Metastatic breast cancer is a leading cause of death worldwide, with almost 40,000 women in the United States succumbing to the disease in 2013. Although advances in the treatment of breast cancer have been made, metastatic disease is still largely considered incurable. In a prospective, multicenter, molecular-screening study, researchers investigated whether the identification of individual genomic alterations could lead to personalized targeted therapy in women with advanced breast cancer (André F, et al. Lancet Oncol. 2014;15:267-274).
From June 16, 2001, to July 30, 2002, researchers recruited 423 patients with breast cancer with metastasis accessible for biopsy from 18 centers in France. The researchers utilized comparative genomic hybridization (CGH) array and Sanger sequencing on PIK3CA and AKT1 to assess metastatic biopsy samples from 5 of the centers. The primary end point was the proportion of patients to whom a targeted therapy could be offered.
Biopsy samples were obtained from 407 of the 423 enrolled patients. The study’s results showed that CGH array and Sanger sequencing was feasible in 67% and 70% of patients, respectively. In 195 (46%) patients, a targetable genomic alteration was identified, most frequently in PIK3CA, CCND1, and FGFR1 (25%, 19%, and 13% of identified genomic alterations, respectively). Of the 195 patients, 107 (55%) had multiple targetable genomic alterations. Rare genomic alterations (defined as occurring in <5% of the general population) were noted in 117 (39%) patients, including AKT1 mutations, and EGFR, MDM2, FGFR2, AKT2, IGF1R, and MET high-level amplifications. Genomic analyses led to personalized therapy in 13% of the 423 patients (N = 55).
Of the 423 patients who received personalized therapy, 9% had an objective response, 21% had stable disease for more than 16 weeks, and 9% achieved clinical benefit, defined as an objective response, stable disease for at least 24 weeks, or both.

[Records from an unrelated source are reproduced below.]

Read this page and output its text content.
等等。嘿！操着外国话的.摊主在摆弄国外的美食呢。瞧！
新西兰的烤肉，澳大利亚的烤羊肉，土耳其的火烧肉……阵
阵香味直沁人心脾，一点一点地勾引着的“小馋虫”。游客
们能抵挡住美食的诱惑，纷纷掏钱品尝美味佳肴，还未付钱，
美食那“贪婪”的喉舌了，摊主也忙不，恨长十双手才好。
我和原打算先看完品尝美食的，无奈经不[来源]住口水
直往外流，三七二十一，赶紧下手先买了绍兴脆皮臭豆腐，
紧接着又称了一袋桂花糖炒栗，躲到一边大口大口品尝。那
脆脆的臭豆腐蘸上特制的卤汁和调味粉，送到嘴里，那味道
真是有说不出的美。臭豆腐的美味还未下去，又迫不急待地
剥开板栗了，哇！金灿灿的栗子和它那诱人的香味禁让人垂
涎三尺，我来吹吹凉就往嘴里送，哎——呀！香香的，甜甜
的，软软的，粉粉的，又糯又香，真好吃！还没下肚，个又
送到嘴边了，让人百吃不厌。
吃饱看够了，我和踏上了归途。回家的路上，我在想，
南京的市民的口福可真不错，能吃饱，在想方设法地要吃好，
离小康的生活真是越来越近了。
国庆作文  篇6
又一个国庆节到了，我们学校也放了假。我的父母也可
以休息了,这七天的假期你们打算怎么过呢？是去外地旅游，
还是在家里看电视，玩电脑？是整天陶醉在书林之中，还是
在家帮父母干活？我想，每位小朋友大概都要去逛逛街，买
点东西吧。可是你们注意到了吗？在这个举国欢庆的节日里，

Biopsy-related serious (ie, grade 2 and grade 3) adverse events were reported in 9 patients, including grade 2/3 pneumothorax (N = 4), grade 2/3 pain (N = 2), grade 3 hematoma (N = 1), grade 2 thrombosis (N = 1), and grade 3 hemorrhagic shock (N = 1). Biopsy confirmed an alternative diagnosis in 4 patients, including evidence of lung cancer, skin cancer, and benign lung disease.

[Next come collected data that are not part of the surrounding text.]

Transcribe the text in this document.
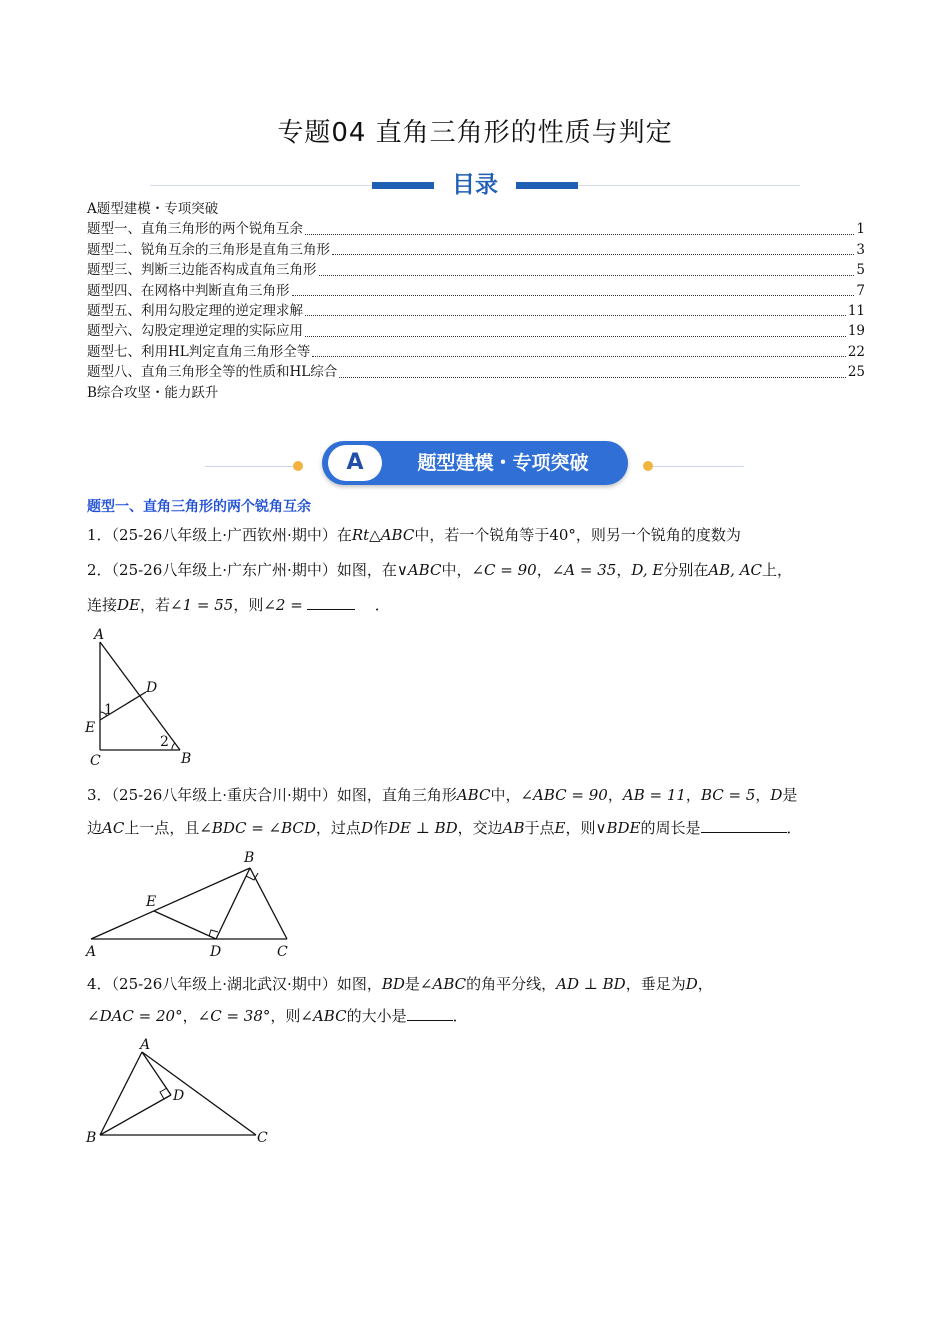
专题04 直角三角形的性质与判定
目录
A题型建模・专项突破
题型一、直角三角形的两个锐角互余	1
题型二、锐角互余的三角形是直角三角形	3
题型三、判断三边能否构成直角三角形	5
题型四、在网格中判断直角三角形	7
题型五、利用勾股定理的逆定理求解	11
题型六、勾股定理逆定理的实际应用	19
题型七、利用HL判定直角三角形全等	22
题型八、直角三角形全等的性质和HL综合	25
B综合攻坚・能力跃升
A	题型建模・专项突破
题型一、直角三角形的两个锐角互余
1．（25-26八年级上·广西钦州·期中）在Rt△ABC中，若一个锐角等于40°，则另一个锐角的度数为
2．（25-26八年级上·广东广州·期中）如图，在∨ABC中，∠C = 90，∠A = 35，D, E分别在AB, AC上，
连接DE，若∠1 = 55，则∠2 =	．
A
D
E
C	B
1
2
3．（25-26八年级上·重庆合川·期中）如图，直角三角形ABC中，∠ABC = 90，AB = 11，BC = 5，D是
边AC上一点，且∠BDC = ∠BCD，过点D作DE ⊥ BD，交边AB于点E，则∨BDE的周长是	．
B
E
A	D	C
4．（25-26八年级上·湖北武汉·期中）如图，BD是∠ABC的角平分线，AD ⊥ BD，垂足为D，
∠DAC = 20°，∠C = 38°，则∠ABC的大小是	．
A
D
B	C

The investigators suggested that new strategies to guide individual treatment options are necessary for patients who have metastatic breast cancer that is refractory to standard treatments. Furthermore, multigene screening allowed for the identification of patients with genomic alterations that could be matched to drugs under evaluation in phase 1 and 2 trials.